Glowing green mystery in the skies above Hibbing

Screen shot from 1950 U.S. Air Force report on UFO sighting in Hibbing, Minnesota.

Screen shot from 1950 U.S. Air Force report on UFO sighting in Hibbing, Minnesota.

Aaron J. Brown

Aaron J. Brown is an Iron Range blogger, author, radio producer and columnist for the Hibbing Daily Tribune.

Twilight fell upon an unusually cold day on March 28, 1950. Amid the dirty snow piles of downtown Hibbing, Minnesota, a short, thin, properly-dressed podiatrist pushing 40 and his wife, four years his junior, walked down Howard Street near the office where they would both work most of their lives. They looked up at the dimming sky east of town, eyes drawn by an odd flash of glowing green light.

Nothing that gnaws at the human race like the unknown. We can’t stand it; so when we encounter the mystery our brains devise a plot to fill in the gaps.

Why do certain popular songs, often dubbed “ear worms,” get stuck in our heads? Researchers say because we don’t know the lyrics and our brain won’t let the tune go until we do. That’s why playing these songs to death often cures us. In time. At the expense of our personal relationships.

We can’t possibly understand all the people we see on the streets of our town; so our brain labels and sorts them for us. Redneck. Cop. Yoga Lady.

Why do we remain obsessed with the Bermuda Triangle, the Loch Ness Monster and Bigfoot, even though none of these mysteries have ever been proven? Because we have wisps of evidence, not reams. The unknown makes for better stories, and humans subsist through stories passed down through the generations using spoken and written language. That’s literally what separates us from animals. This trait keeps us spry and adaptable through the ages.

But what would the human mind make of a green, cylindrical object streaking at high speed over Hibbing?
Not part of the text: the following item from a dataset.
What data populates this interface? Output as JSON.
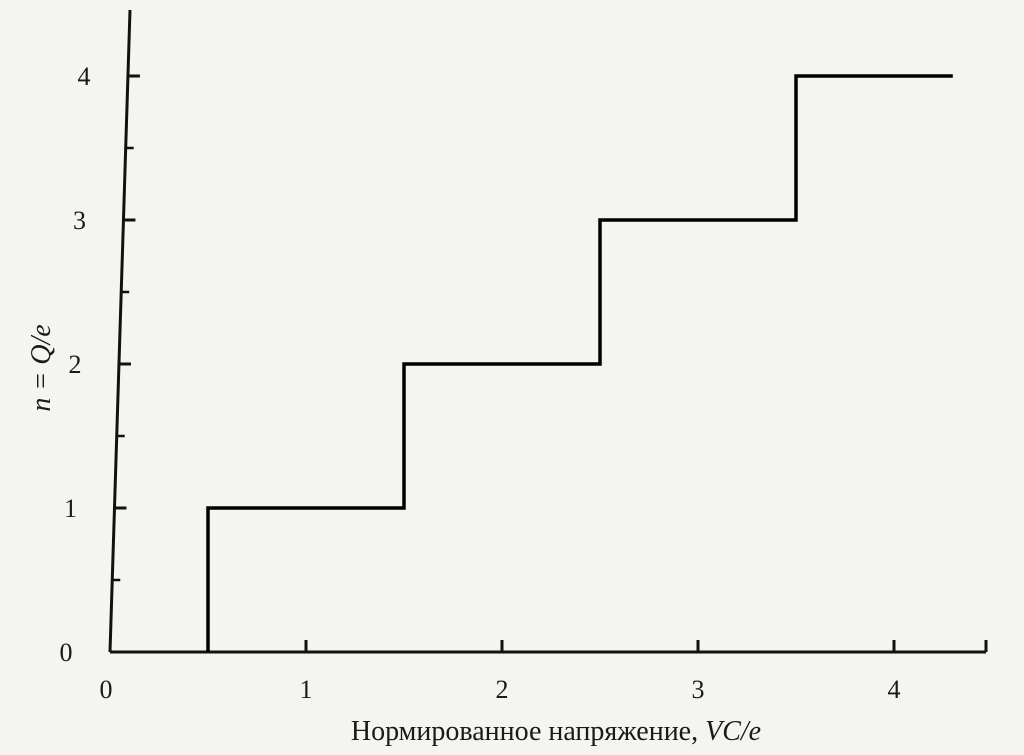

It was described as being like a “55-gallon old drum” with a long phosphorescent tail dangling behind it “like a pollywog.”

Even though the world possesses no concrete proof of either aliens or flying saucers, I got excited when last month a website published United States government UFO reports from the Cold War era, declassified and released in recent years. My friend Matt Nelson, a Hibbing guy working down at the Washington Post now, highlighted some of the reports that originated from Hibbing.

Including one dated March 28, 1950 around 6:40 p.m.

The redacted name is blacked out, but the first name starts with an “A” and the last name ends with an “n.” I spent some time talking to people who remember that year, and that part of Howard Street. After all that, I’ve come to believe that this redacted report was probably filed by Dr. Alvin Larson and his wife Edna. The length of the blacked-out name is roughly equal to “Alvin Larson,” but obviously this can’t be completely confirmed. Nevertheless, the report’s professional description of the man and his location would match.

I would have called Dr. Larson to confirm, but he passed away in 1997. His wife Edna, who was the other witness to the glowing green object, died in 2002. The couple had no children. Edna’s only surviving sister died two years ago. I would have liked to ask if the couple had ever discussed the object they saw, or if it was merely something they dutifully reported, never mentioning to avoid the raised eyebrows that would have come from the suspicion.

But then, the story took a new turn. As I continued to write and research the matter, suddenly all the “Project Blue Book” UFO files at the website The Black Vault were pulled off the site for what the site’s owner cited as “reasons beyond my control.”

Fortunately, a Brazilian website had pulled the files and reposted them, so I was back on the case. Personally, I suspect J. Edgar Hoover (who never really died) had something to do with this.

U.S. government investigators ruled that what the Larsons saw was a meteor. Just a harmless meteor that glowed an eerie green and resembled a hurtling oil drum in the darkening skies above Hibbing so many years ago. A meteor, if you believe that: just another of many mysteries involving the people we know and see every day on the streets of our little town. We can only imagine how much truth we don’t know, and how each year allows more details to slip just outside our mind’s reach.

Aaron J. Brown is an author and college instructor from northern Minnesota’s Iron Range. He writes the blog and hosts the Great Northern Radio Show on Northern Community Radio. This post first appeared in the Sunday, Feb. 15, 2015 edition of the Hibbing Daily Tribune.



  1. I hope you post this or maybe you already have and I missed it…

  2. So here is a piece that popped up at the Washington Post about methane fires in Siberian caused by permafrost melt.

    I wonder if there is a connection ? the date would suggest the beginning of the spring melt up there.

  3. Bill Brown says

    To Mr Brown
    From Mr Brown
    When that report was filed in the ’50’s, there was a third person. Who twenty some years later talked about it on campus in the union at St Cloud State. He was not related to the known Del Zoppo but his name was similar. He had delivered papers that morning. I wish I had kept notes.
    btw…Loch Ness etc but do not forget Peppi of Lake Pepin right here in Minnesota. Peppi was blamed for the great ship wreck in 1890, the Sea Wing went down 215 dead….Also Curt Brown does a whitewash and blames the weather.